Director: John Lee Hancock
Cast: Emma Thompson, Tom Hanks, Colin Farrell, Paul Giamatti, Jason Schwartzman
Running time: 125 min
Release: 29th November
The English thespian in Hollywood is usually there to take the money and run back out into the thoroughfare, preferably Oxford Street, collar up and hat brim pulled down. That’s been their story, at least. John Gielgud once said that Claude Rains “failed and went to America,” and that snobbery abides. Emma Thompson seems to be pretty comfortable with her Hollywood life, though Hugh Laurie probably had to call the set of Nanny McPhee and the Big Bang every other evening to tell her to lie there and think of England. And a favourable exchange rate.
In Saving Mr. Banks, Thompson plays P.L. Travers, author of the Mary Poppins books. As the film opens, her agent has just convinced her to sell the rights to Disney. Travers flies to LA to discuss the film’s pre-production with the film’s creative team – writer Don DaGradi (Bradley Whitford from The West Wing) and songwriters the Sherman brothers (B.J. Novak and Jason Schwartzman). Though, really, that’s only ostensibly the case; Travers’ actual intention is to thoroughly filibuster the proceedings. Her quibbles are endless – she hates songs and moustaches, and has an especial loathing for dancing penguins. There soon develops a standoff between the author and Walt Disney himself (Tom Hanks). A parallel storyline, in which we watch Travers growing up in rural Australia with her alcoholic father (Colin Farrell) and depressive mother (Ruth Wilson), trundles along beside the main plot.

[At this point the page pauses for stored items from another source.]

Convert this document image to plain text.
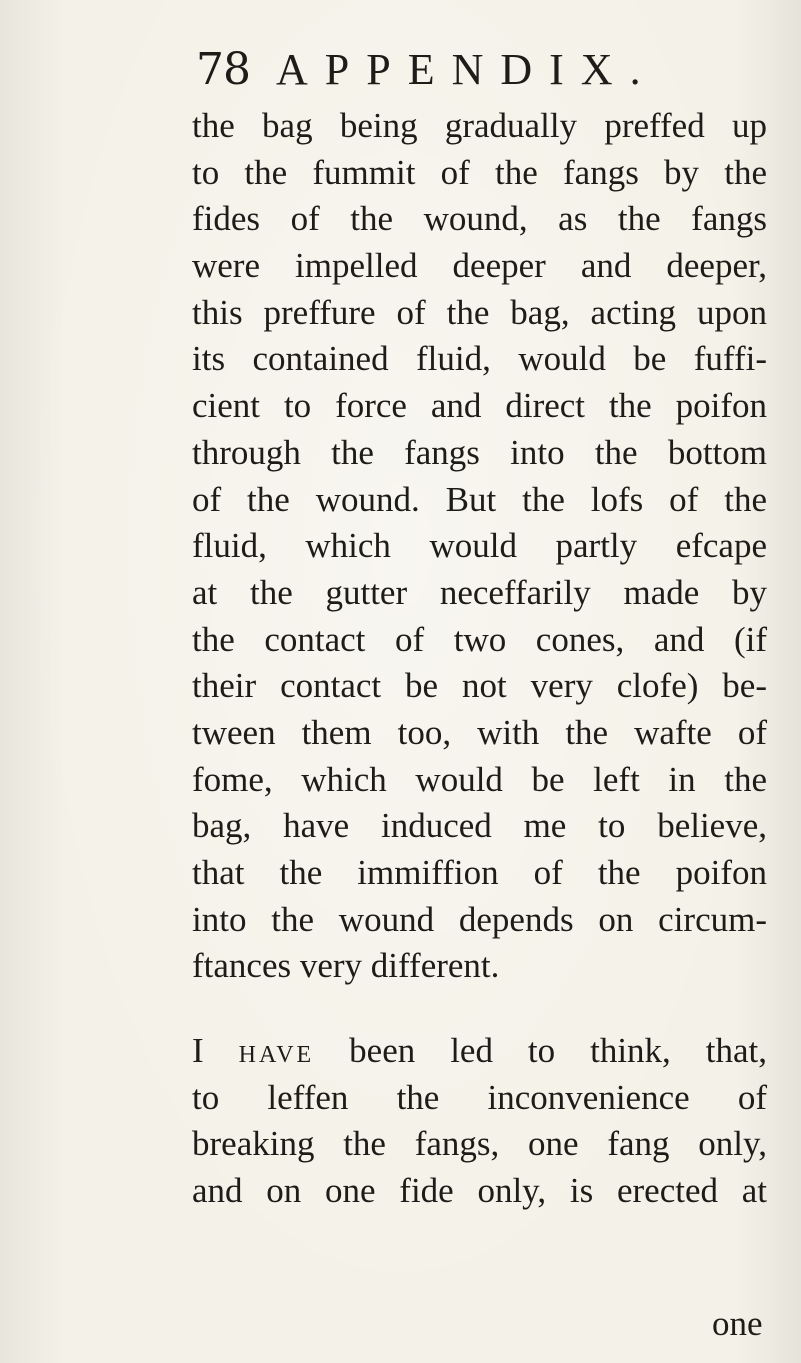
78 APPENDIX.
the bag being gradually preffed up
to the fummit of the fangs by the
fides of the wound, as the fangs
were impelled deeper and deeper,
this preffure of the bag, acting upon
its contained fluid, would be fuffi-
cient to force and direct the poifon
through the fangs into the bottom
of the wound. But the lofs of the
fluid, which would partly efcape
at the gutter neceffarily made by
the contact of two cones, and (if
their contact be not very clofe) be-
tween them too, with the wafte of
fome, which would be left in the
bag, have induced me to believe,
that the immiffion of the poifon
into the wound depends on circum-
ftances very different.
I HAVE been led to think, that,
to leffen the inconvenience of
breaking the fangs, one fang only,
and on one fide only, is erected at
one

We all know how things end, and almost none of Travers’ complaints end up getting upheld. Plus she wasn’t even invited to the premiere. Obviously the story had to be Disneyfied in order for the original footage and music to be used, not least to allow for a portrayal of the man himself. It demonstrates the power of the Disney-style story arc that an essentially unhappy story can be turned into a life-affirming one with a cheerful ending. The conclusion the film comes to is that Travers’ prickliness is as a result of daddy issues; a denouement so ridiculous that a spoonful of crack cocaine would not help this particular medicine go down. It’s up to the players, it seems. Paul Giamatti as a simple-minded chauffeur gives the film a semi-plausible emotional centre, and Hanks is capably amiable and jowly.

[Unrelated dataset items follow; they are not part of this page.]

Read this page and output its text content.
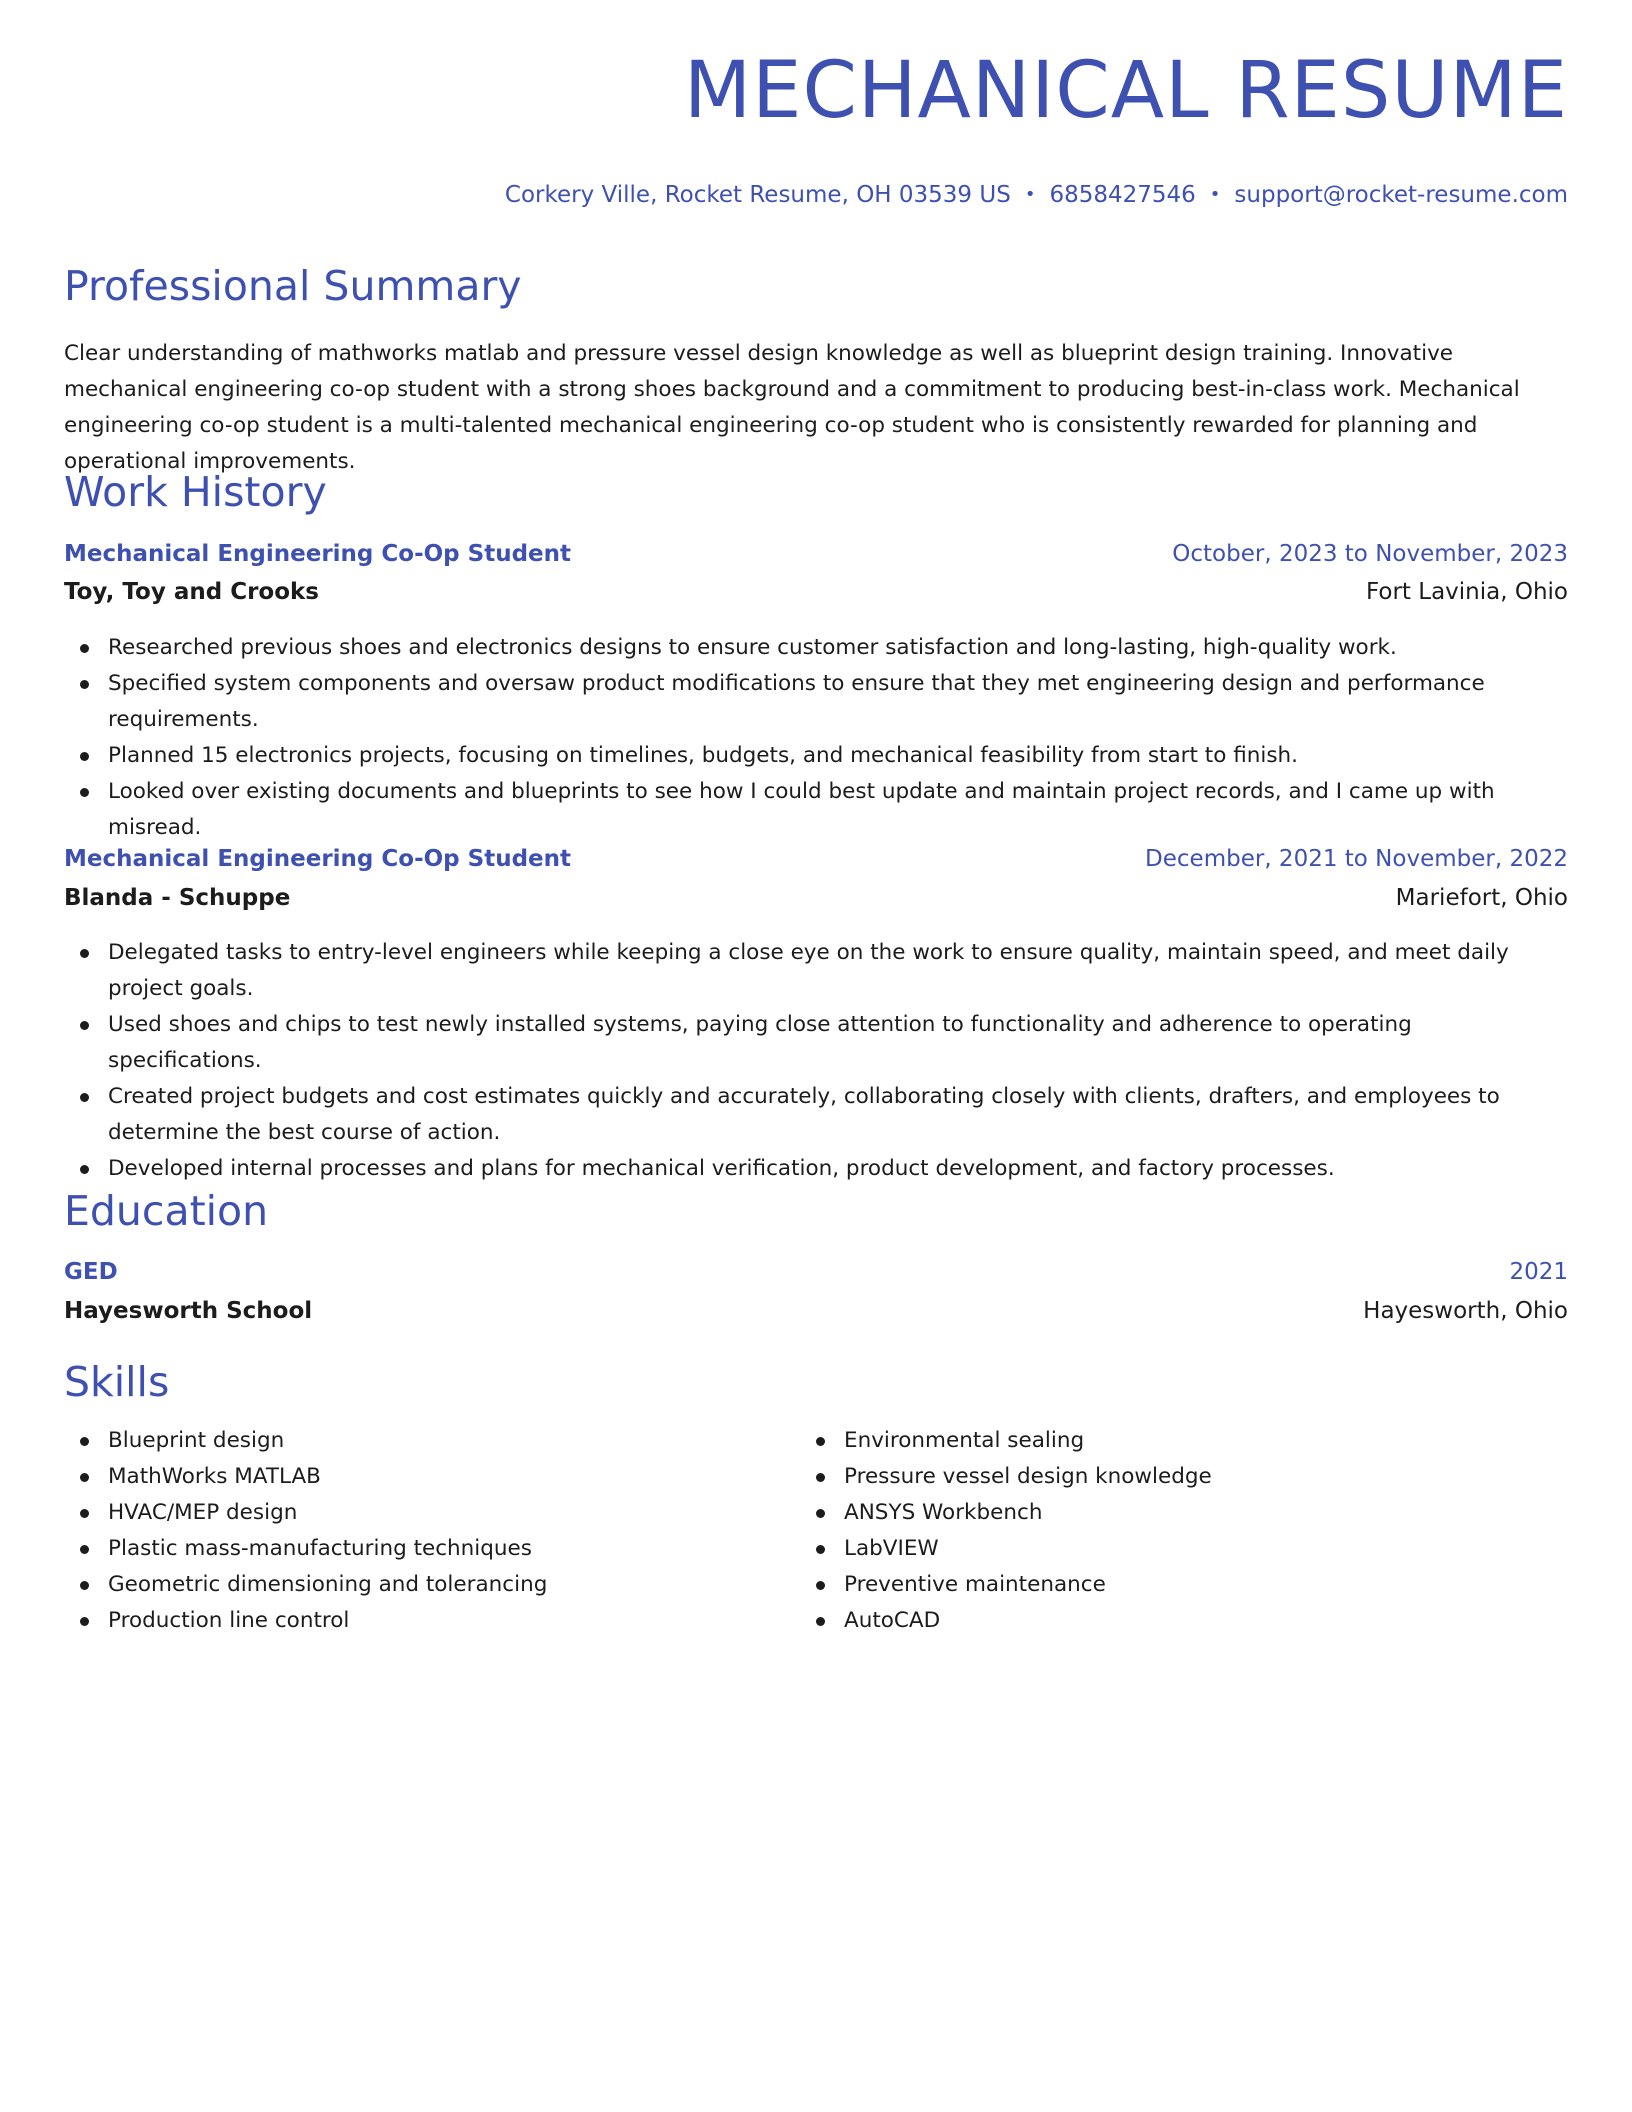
MECHANICAL RESUME
Corkery Ville, Rocket Resume, OH 03539 US • 6858427546 • support@rocket-resume.com
Professional Summary

Clear understanding of mathworks matlab and pressure vessel design knowledge as well as blueprint design training. Innovative mechanical engineering co-op student with a strong shoes background and a commitment to producing best-in-class work. Mechanical engineering co-op student is a multi-talented mechanical engineering co-op student who is consistently rewarded for planning and operational improvements.

Work History
Mechanical Engineering Co-Op Student	October, 2023 to November, 2023
Toy, Toy and Crooks	Fort Lavinia, Ohio
Researched previous shoes and electronics designs to ensure customer satisfaction and long-lasting, high-quality work.
Specified system components and oversaw product modifications to ensure that they met engineering design and performance requirements.
Planned 15 electronics projects, focusing on timelines, budgets, and mechanical feasibility from start to finish.
Looked over existing documents and blueprints to see how I could best update and maintain project records, and I came up with misread.
Mechanical Engineering Co-Op Student	December, 2021 to November, 2022
Blanda - Schuppe	Mariefort, Ohio
Delegated tasks to entry-level engineers while keeping a close eye on the work to ensure quality, maintain speed, and meet daily project goals.
Used shoes and chips to test newly installed systems, paying close attention to functionality and adherence to operating specifications.
Created project budgets and cost estimates quickly and accurately, collaborating closely with clients, drafters, and employees to determine the best course of action.
Developed internal processes and plans for mechanical verification, product development, and factory processes.
Education
GED	2021
Hayesworth School	Hayesworth, Ohio
Skills
Blueprint design
MathWorks MATLAB
HVAC/MEP design
Plastic mass-manufacturing techniques
Geometric dimensioning and tolerancing
Production line control
Environmental sealing
Pressure vessel design knowledge
ANSYS Workbench
LabVIEW
Preventive maintenance
AutoCAD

Still, it’s never a good idea to put capital T thespians in a film with actors used to wielding blunter instruments. Thompson has subtlety in spades – subtle spades. She’s a writer too, remember, and just watch Travers’ posture relax when she’s in her own company. Even when the script clearly expects Thompson to hit the Nanny McPhee button, there’s enough faux-theatricality in her gestures and eyebrow-raises to give the character a jolt of rounding self-awareness. Colin Farrell, however, has lately been too busy turning into Pierce Brosnan to do much in the way of acting. His accent is hopefully some paratextual comment on Van Dyke’s own golf balls-in-the-mouth approach to mimicry, because Farrell’s Travers Robert Goff sounds more like an FM104 DJ having a stroke than an English expat.
If there’s real drama in the story over the battle for the rights of Mary Poppins, Saving Mr. Banks doesn’t capture it. At Travers’ insistence, the heated conversations between her and Disney were recorded, and they still lie somewhere in the Disney vaults; perhaps they should go on general release instead.